Wednesday, November 11, 2009

precious wrecked me and i don't even know why


just saw Precious.
wow. this is not going to be an analysis - just my first impression. but still, wow.

the bus was packed with a bunch of african american teenage girls and i just thought it was because school was out and they were going to the mall. nope. they were all going to see Precious. the theater was full of these young girls. and the theater was pin-drop silent.

(movie going with teenagers in the audience? it's never pin-drop silent.)

i wouldn't say the movie craft is *brilliant* but it's still a movie that should be seen - with performances that should be recognized:

Mo'Nique (without a doubt, so far ahead of anything she's done before.)

Gabourey Sidibe (for an unknown to carry this whole thing is amazing - this could *not* have been done by a Hollywood actress. no way. they're too mannered, too practiced, too fake, too stiff, too soap opera-y. it would be the equivalent of watching Holly Hunter play a dysfunctional cop from Oklahoma - sinewy and wrong.

my one quibble: i know most of Precious' subjectivity lives in her head but it would have been great to see more of her inner life, her push, somehow made more visible, other than the fantasy sequences that allow her to disassociate from whatever blow she's just received.
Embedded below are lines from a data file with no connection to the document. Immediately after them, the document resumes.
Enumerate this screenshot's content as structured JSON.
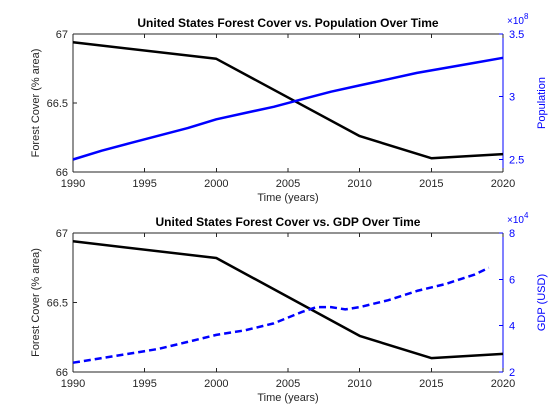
{
  "chart_data": [
    {
      "type": "line",
      "title": "United States Forest Cover vs. Population Over Time",
      "xlabel": "Time (years)",
      "ylabel_left": "Forest Cover (% area)",
      "ylabel_right": "Population",
      "right_axis_exponent": "×10^8",
      "xlim": [
        1990,
        2020
      ],
      "ylim_left": [
        66,
        67
      ],
      "ylim_right": [
        2.4,
        3.5
      ],
      "x_ticks": [
        "1990",
        "1995",
        "2000",
        "2005",
        "2010",
        "2015",
        "2020"
      ],
      "y_left_ticks": [
        "66",
        "66.5",
        "67"
      ],
      "y_right_ticks": [
        "2.5",
        "3",
        "3.5"
      ],
      "colors": {
        "left": "#000000",
        "right": "#0000ff"
      },
      "series": [
        {
          "axis": "left",
          "style": "solid",
          "x": [
            1990,
            2000,
            2010,
            2015,
            2020
          ],
          "y": [
            66.94,
            66.82,
            66.26,
            66.1,
            66.13
          ]
        },
        {
          "axis": "right",
          "style": "solid",
          "x": [
            1990,
            1992,
            1994,
            1996,
            1998,
            2000,
            2002,
            2004,
            2006,
            2008,
            2010,
            2012,
            2014,
            2016,
            2018,
            2020
          ],
          "y": [
            2.5,
            2.57,
            2.63,
            2.69,
            2.75,
            2.82,
            2.87,
            2.92,
            2.98,
            3.04,
            3.09,
            3.14,
            3.19,
            3.23,
            3.27,
            3.31
          ]
        }
      ]
    },
    {
      "type": "line",
      "title": "United States Forest Cover vs. GDP Over Time",
      "xlabel": "Time (years)",
      "ylabel_left": "Forest Cover (% area)",
      "ylabel_right": "GDP (USD)",
      "right_axis_exponent": "×10^4",
      "xlim": [
        1990,
        2020
      ],
      "ylim_left": [
        66,
        67
      ],
      "ylim_right": [
        2,
        8
      ],
      "x_ticks": [
        "1990",
        "1995",
        "2000",
        "2005",
        "2010",
        "2015",
        "2020"
      ],
      "y_left_ticks": [
        "66",
        "66.5",
        "67"
      ],
      "y_right_ticks": [
        "2",
        "4",
        "6",
        "8"
      ],
      "colors": {
        "left": "#000000",
        "right": "#0000ff"
      },
      "series": [
        {
          "axis": "left",
          "style": "solid",
          "x": [
            1990,
            2000,
            2010,
            2015,
            2020
          ],
          "y": [
            66.94,
            66.82,
            66.26,
            66.1,
            66.13
          ]
        },
        {
          "axis": "right",
          "style": "dashed",
          "x": [
            1990,
            1992,
            1994,
            1996,
            1998,
            2000,
            2002,
            2004,
            2006,
            2007,
            2008,
            2009,
            2010,
            2012,
            2014,
            2016,
            2017,
            2018,
            2019
          ],
          "y": [
            2.4,
            2.6,
            2.8,
            3.0,
            3.3,
            3.6,
            3.8,
            4.1,
            4.6,
            4.8,
            4.8,
            4.7,
            4.8,
            5.1,
            5.5,
            5.8,
            6.0,
            6.2,
            6.5
          ]
        }
      ]
    }
  ]
}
This is a point that someone else - PostBourgie? - made somewhere and i agree with it.)

the other girls in the ABC class (don't you recognize each of them?)

after i saw it, i walked around for a few blocks wanting somewhere to sit and cry but that would have just looked crazy. it made me look at my aunts, the girls i knew from my church, the girls i see on the bus - differently.

if you've seen it, or read the book (which i haven't) would love to hear your thoughts.

2 comments:

liza said...

Wow. I'm actually a little afraid of watching this movie. I'm anxious about the potential for exploitation, (involved mostly in the framing of black women's bodies)and I tend to avoid movies that seem to depend on brutalizing their audiences (I never did see _There Will Be Blood_ or _No Country For Old Men_). I trust your judgement, however, and if you didn't feel that's what was going on, then I'm more likely to go see it (if it comes to Redlands...) I read _Push_ way back when it first came out, and I was a soggy, angry mess for days afterwards. I loved it, but I'd be anxious about teaching it at my small, white, liberal arts college. I do want to read it again, because I'm fuzzy on a lot of the details. I remember images, the spelling, the overall emotional impression.